È un fattore indotto dall’innovazione tecnologica incorporata nei nuovi sistemi d’arma (dai nuovi materiali alla microelettronica) e nei processi di produzione (automazione integrata e flessibile), ma soprattutto dal consistente aumento dei costi di ricerca, sviluppo e fabbricazione. L’aumento dei costi unitari per ciascun nuovo sistema d’arma, significa una diminuzione, a parità di spesa militare, della quantità di pezzi che può essere acquistata dalle Forze Armate. Questa tendenza spinge in una sola direzione: sovracapacità produttiva ossia si potrebbe produrre di più, ma la produzione diminuisce per via dell’aumento del prezzo unitario. Tutto ciò produce la contrazione della forza lavoro.

Il discorso pubblico nonviolento dovrebbe discendere sempre più dal mettere in evidenza che esiste una legge di tendenza generale, a partire dalla quale è possibile creare, in alternativa, le condizioni per la pace. Le disuguaglianze creano conflitti anche tra le oligarchie mondiali che sono alla base della guerra in Ucraina. La nostra capacità di metterlo in evidenza ci condurrà fuori dalle secche di discussioni sterili che ci portano quasi sempre in un vicolo cieco.

Ecco perché le fondamentali discussioni sull’invio di armi, pur tuttavia altro non sono che una deviazione dal tema principale: questo sistema capitalistico neoliberista è basato sulla guerra, contro i poveri che crea, contro l’ambiente che viene depredato, ma anche a livello delle stesse oligarchie debitrici e creditrici che attribuiscono a questo conflitto un significato da resa dei conti per la costruzione di un nuovo “loro” ordine mondiale, militare, economico e tecnocratico.

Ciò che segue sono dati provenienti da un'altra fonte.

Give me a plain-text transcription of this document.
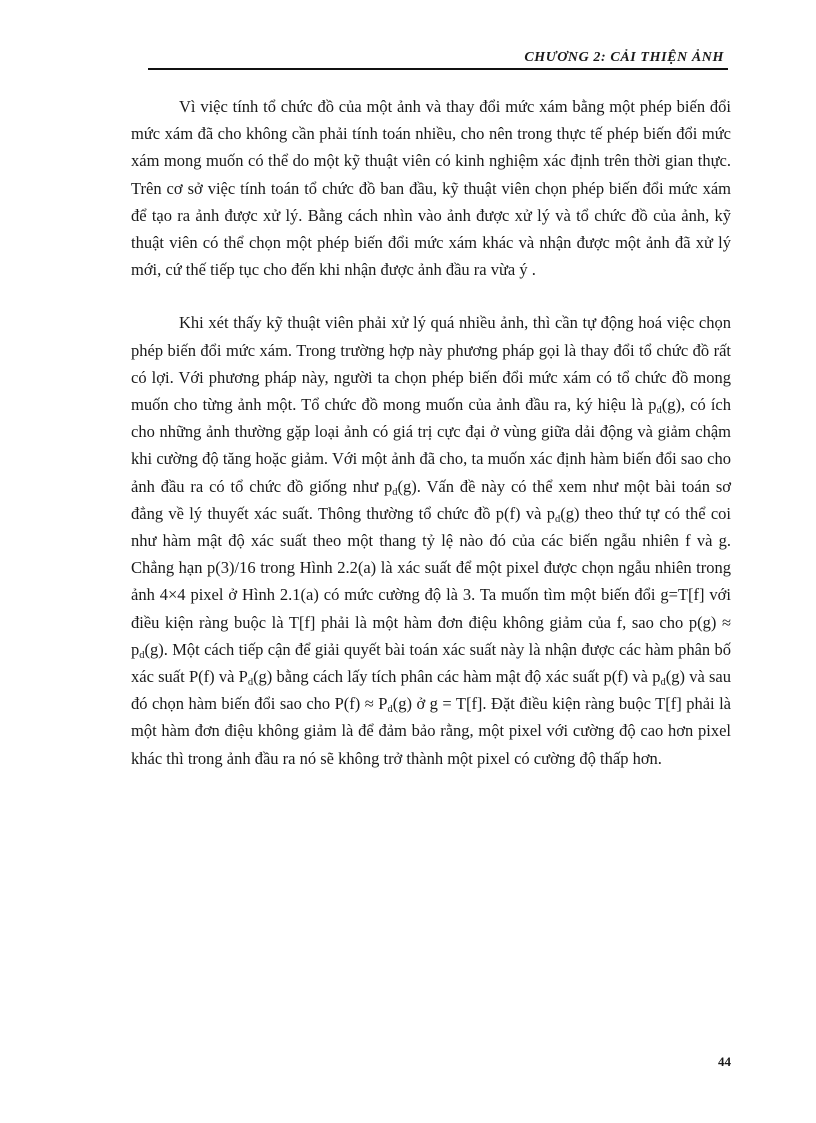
CHƯƠNG 2: CẢI THIỆN ẢNH

Vì việc tính tổ chức đồ của một ảnh và thay đổi mức xám bằng một phép biến đổi mức xám đã cho không cần phải tính toán nhiều, cho nên trong thực tế phép biến đổi mức xám mong muốn có thể do một kỹ thuật viên có kinh nghiệm xác định trên thời gian thực. Trên cơ sở việc tính toán tổ chức đồ ban đầu, kỹ thuật viên chọn phép biến đổi mức xám để tạo ra ảnh được xử lý. Bằng cách nhìn vào ảnh được xử lý và tổ chức đồ của ảnh, kỹ thuật viên có thể chọn một phép biến đổi mức xám khác và nhận được một ảnh đã xử lý mới, cứ thế tiếp tục cho đến khi nhận được ảnh đầu ra vừa ý .

Khi xét thấy kỹ thuật viên phải xử lý quá nhiều ảnh, thì cần tự động hoá việc chọn phép biến đổi mức xám. Trong trường hợp này phương pháp gọi là thay đổi tổ chức đồ rất có lợi. Với phương pháp này, người ta chọn phép biến đổi mức xám có tổ chức đồ mong muốn cho từng ảnh một. Tổ chức đồ mong muốn của ảnh đầu ra, ký hiệu là $p_d(g)$, có ích cho những ảnh thường gặp loại ảnh có giá trị cực đại ở vùng giữa dải động và giảm chậm khi cường độ tăng hoặc giảm. Với một ảnh đã cho, ta muốn xác định hàm biến đổi sao cho ảnh đầu ra có tổ chức đồ giống như $p_d(g)$. Vấn đề này có thể xem như một bài toán sơ đẳng về lý thuyết xác suất. Thông thường tổ chức đồ p(f) và $p_d(g)$ theo thứ tự có thể coi như hàm mật độ xác suất theo một thang tỷ lệ nào đó của các biến ngẫu nhiên f và g. Chẳng hạn p(3)/16 trong Hình 2.2(a) là xác suất để một pixel được chọn ngẫu nhiên trong ảnh 4×4 pixel ở Hình 2.1(a) có mức cường độ là 3. Ta muốn tìm một biến đổi g=T[f] với điều kiện ràng buộc là T[f] phải là một hàm đơn điệu không giảm của f, sao cho $p(g) \approx p_d(g)$. Một cách tiếp cận để giải quyết bài toán xác suất này là nhận được các hàm phân bố xác suất P(f) và $P_d(g)$ bằng cách lấy tích phân các hàm mật độ xác suất p(f) và $p_d(g)$ và sau đó chọn hàm biến đổi sao cho $P(f) \approx P_d(g)$ ở g = T[f]. Đặt điều kiện ràng buộc T[f] phải là một hàm đơn điệu không giảm là để đảm bảo rằng, một pixel với cường độ cao hơn pixel khác thì trong ảnh đầu ra nó sẽ không trở thành một pixel có cường độ thấp hơn.

44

L’economia di guerra si caratterizza per privilegiare la produzione e vendita di armi, per la costruzione dei muri e dei rimpatri di coloro che fuggono da fame, povertà, violenze, persecuzioni, desertificazione o disastri ambientali ed infine, per l’uso della guerra come possibile strumento di politica e di controllo delle risorse naturali. L’economia di pace invece mette in circolazione maggiore ricchezza. Economia di pace ed economia di guerra sono mutuamente escludenti, una produce diritti e libertà, l’altra distrugge.

A noi questa lettura interessa per non dividerci, per prendere il largo e condurre i popoli laddove esistono germi nuovi di un mondo nonviolento, indipendente, non subordinato che basa i propri rapporti economici sulla parità, che elimini il ruolo della finanza speculativa e che rifondi la politica su questi presupposti. Questa economia di pace dovrà essere sempre più il centro delle nostre analisi.

Un doveroso ringraziamento va agli autori, che con slancio e impegno hanno aderito a questo progetto editoriale, agli amici e colleghi per le utili indicazioni e alla Campagna per il Clima fuori dal fossile, ad Attac Italia, a Cadtm, a Pax Christi, al movimento dei Focolarini e alla Cittadella di Assisi che ci hanno stimolato con le loro iniziative, con gli incontri e con le loro riflessioni.


Note

1 Il 27 agosto 2023 ad Assisi durante un incontro organizzato dalla Pro Civitate Christiana Cittadella di Assisi in occasione dei 100 anni della nascita di don Lorenzo Milani.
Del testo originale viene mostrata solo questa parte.